Demonstrations have broken out throughout the United States supporting the right to abortion in response to the leak of the Supreme Court draft decision overturning Roe v. Wade – a rare event in US Supreme Court history. In response to this shocking news, we challenge the liberal discourse of “choice” around this issue. This is not at all for lack of support for the right to abortion, but because this right needs to be put in the context of a full program on reproductive freedom. The right to abortion goes far beyond the actual ability to have safe abortions, although that is crucial. 

Black revolutionary feminism has long pointed out that the abortion movement must take into account a full reproductive freedom agenda which would include the right to have a child, not have a child, and parent a child with dignity – including paid parental leave, universal healthcare, and safe conditions for birthing. For Black and Indigenous women, all too often the question is not just about the right not to be mothers, but the right to be mothers. A right that has been taken away from gender minorities of color in the United States through brutal enslavement, eugenics, prisons and policing.

Our point is that our bodies are turned over to the state in their very meaning whether or not we want to get pregnant or ever have an abortion. Anyone, like us, who grew up in a pre-Roe era or in a country where abortion is illegal, knows that the fear of pregnancy—the ignorance of ourselves as reproductive beings—haunted us way before anyone was thinking about an abortion. Literally rendered into dismembered bodies and wandering wombs, with the government and state making us ever more afraid of what “sex” and “pleasure” might bring. The irony is that no one actually owns their own body, and that vulnerability makes it even more important for each person and, indeed, even the conditions of personhood, to include the ability to give meaning to ourselves as beings.

This is what we are going to call the Imaginary Domain. We need to be able to imagine that our wombs are ours and that we are the source of the symbolization of who we are as reproductive beings. The Imaginary Domain would give each individual the right to project a body that is “theirs” – not the state’s. And this obviously goes beyond abortion: The statist projects that brutally enforce control over our bodies through the illegalization of abortion are, for instance, deeply connected to the policies proliferating across the United States regulating the bodily autonomy of transgender and nonbinary people.
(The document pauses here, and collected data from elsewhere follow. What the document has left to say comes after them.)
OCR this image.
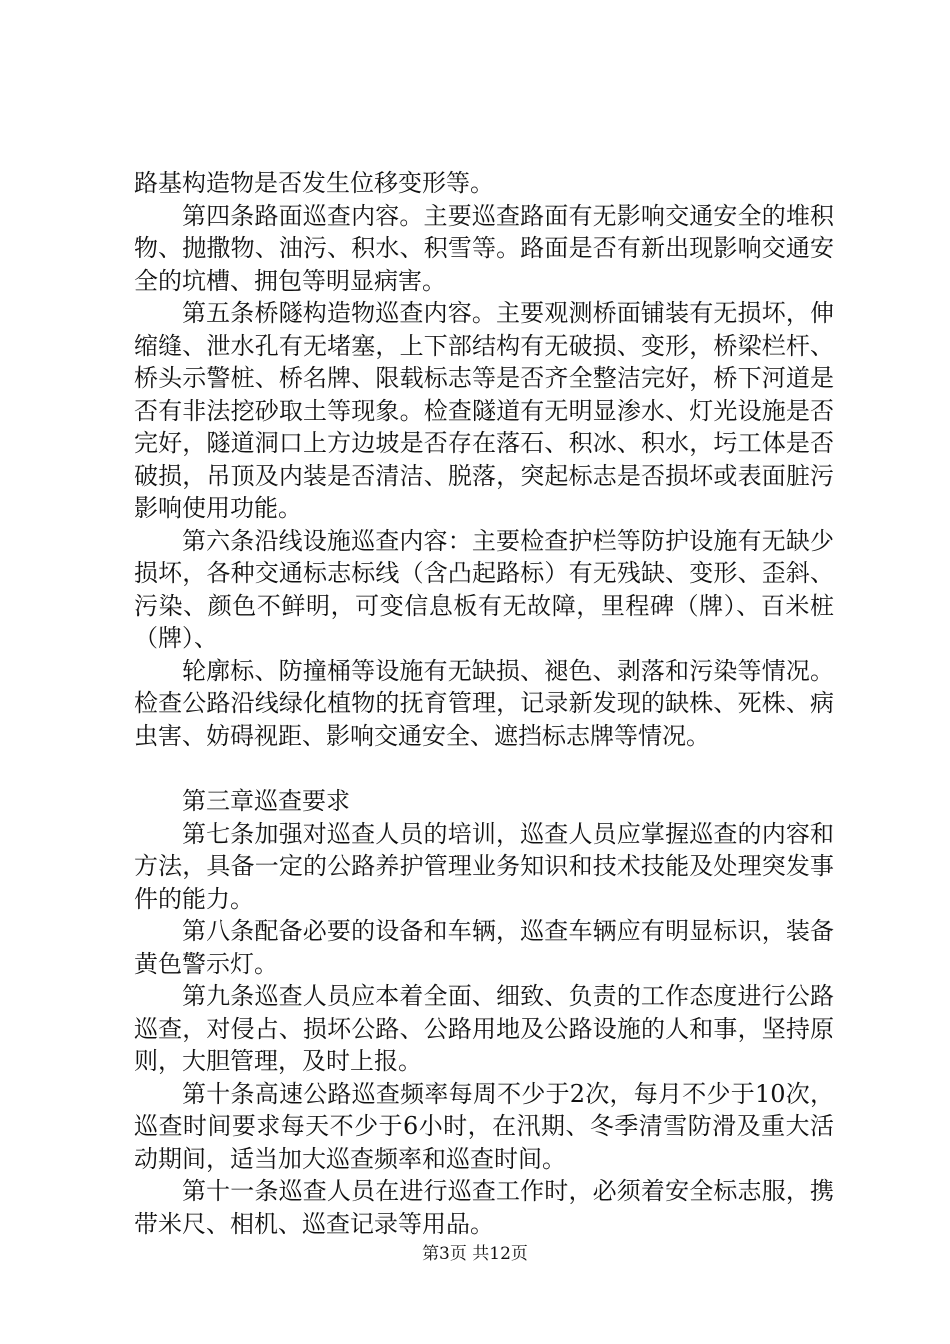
路基构造物是否发生位移变形等。

第四条路面巡查内容。主要巡查路面有无影响交通安全的堆积物、抛撒物、油污、积水、积雪等。路面是否有新出现影响交通安全的坑槽、拥包等明显病害。

第五条桥隧构造物巡查内容。主要观测桥面铺装有无损坏，伸缩缝、泄水孔有无堵塞，上下部结构有无破损、变形，桥梁栏杆、桥头示警桩、桥名牌、限载标志等是否齐全整洁完好，桥下河道是否有非法挖砂取土等现象。检查隧道有无明显渗水、灯光设施是否完好，隧道洞口上方边坡是否存在落石、积冰、积水，圬工体是否破损，吊顶及内装是否清洁、脱落，突起标志是否损坏或表面脏污影响使用功能。

第六条沿线设施巡查内容：主要检查护栏等防护设施有无缺少损坏，各种交通标志标线（含凸起路标）有无残缺、变形、歪斜、污染、颜色不鲜明，可变信息板有无故障，里程碑（牌）、百米桩（牌）、

轮廓标、防撞桶等设施有无缺损、褪色、剥落和污染等情况。检查公路沿线绿化植物的抚育管理，记录新发现的缺株、死株、病虫害、妨碍视距、影响交通安全、遮挡标志牌等情况。

第三章巡查要求

第七条加强对巡查人员的培训，巡查人员应掌握巡查的内容和方法，具备一定的公路养护管理业务知识和技术技能及处理突发事件的能力。

第八条配备必要的设备和车辆，巡查车辆应有明显标识，装备黄色警示灯。

第九条巡查人员应本着全面、细致、负责的工作态度进行公路巡查，对侵占、损坏公路、公路用地及公路设施的人和事，坚持原则，大胆管理，及时上报。

第十条高速公路巡查频率每周不少于2次，每月不少于10次，巡查时间要求每天不少于6小时，在汛期、冬季清雪防滑及重大活动期间，适当加大巡查频率和巡查时间。

第十一条巡查人员在进行巡查工作时，必须着安全标志服，携带米尺、相机、巡查记录等用品。

第3页 共12页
We want to emphasize that the United States has no parental leave, no federalized healthcare nor Medicare for all, and that Black parents in this country face one of the highest maternity mortality rates in the world. Do we think that the question here is about life? Not at all. If the concern is to bring down actual abortions that can be done through medication and sexual education. 
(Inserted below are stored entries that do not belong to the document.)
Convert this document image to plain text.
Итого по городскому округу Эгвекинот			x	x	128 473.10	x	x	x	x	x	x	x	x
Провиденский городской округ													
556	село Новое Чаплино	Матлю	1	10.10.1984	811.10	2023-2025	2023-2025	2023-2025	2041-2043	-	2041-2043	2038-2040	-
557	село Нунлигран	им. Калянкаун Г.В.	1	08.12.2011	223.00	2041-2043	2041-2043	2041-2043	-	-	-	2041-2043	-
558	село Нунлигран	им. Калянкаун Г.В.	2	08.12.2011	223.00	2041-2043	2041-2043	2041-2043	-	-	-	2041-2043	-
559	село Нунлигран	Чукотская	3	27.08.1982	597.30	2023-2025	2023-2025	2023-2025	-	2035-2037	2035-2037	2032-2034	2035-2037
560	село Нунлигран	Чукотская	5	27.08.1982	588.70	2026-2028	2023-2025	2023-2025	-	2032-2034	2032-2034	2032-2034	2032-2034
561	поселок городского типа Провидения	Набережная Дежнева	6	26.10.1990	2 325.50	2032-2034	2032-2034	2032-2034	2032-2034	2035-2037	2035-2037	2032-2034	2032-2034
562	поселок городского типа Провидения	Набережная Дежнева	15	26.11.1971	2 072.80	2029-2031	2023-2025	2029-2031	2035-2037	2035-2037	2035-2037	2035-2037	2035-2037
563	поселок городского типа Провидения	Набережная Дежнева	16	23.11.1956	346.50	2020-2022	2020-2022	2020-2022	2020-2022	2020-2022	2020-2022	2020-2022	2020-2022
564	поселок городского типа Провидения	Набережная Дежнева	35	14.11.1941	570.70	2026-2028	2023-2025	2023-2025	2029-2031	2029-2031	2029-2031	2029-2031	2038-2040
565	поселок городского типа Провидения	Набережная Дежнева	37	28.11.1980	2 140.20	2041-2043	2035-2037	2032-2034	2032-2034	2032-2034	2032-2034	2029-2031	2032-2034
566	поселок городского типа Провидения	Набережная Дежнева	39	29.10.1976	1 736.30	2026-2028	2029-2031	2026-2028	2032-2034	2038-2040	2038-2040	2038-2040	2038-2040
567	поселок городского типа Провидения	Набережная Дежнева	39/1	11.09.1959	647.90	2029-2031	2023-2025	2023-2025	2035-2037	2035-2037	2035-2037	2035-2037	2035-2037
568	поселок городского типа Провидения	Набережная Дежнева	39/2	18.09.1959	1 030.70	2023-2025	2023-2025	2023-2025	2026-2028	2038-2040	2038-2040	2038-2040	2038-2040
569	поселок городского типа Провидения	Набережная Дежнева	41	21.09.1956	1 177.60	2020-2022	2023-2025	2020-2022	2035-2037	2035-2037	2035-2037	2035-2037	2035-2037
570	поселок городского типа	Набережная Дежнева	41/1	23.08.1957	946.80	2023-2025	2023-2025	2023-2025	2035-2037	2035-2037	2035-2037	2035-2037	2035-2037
What we lose on the other hand is the ability to claim ourselves as persons with equal dignity if our right to reproductive freedom is taken away. And the consequences of this judgement will be harshest on minoritized people — including people of color, undocumented folks, trans and nonbinary people, people with disabilities, and people with low incomes. As we organize, care for each other and take the streets in response to this assault on our rights, our call is for the full reproductive freedom program that Black women and other women of color (including Angela Davis, Dorothy Roberts, and Loretta Ross) have been advocating for, which of course includes the right to abortion – and goes far beyond it.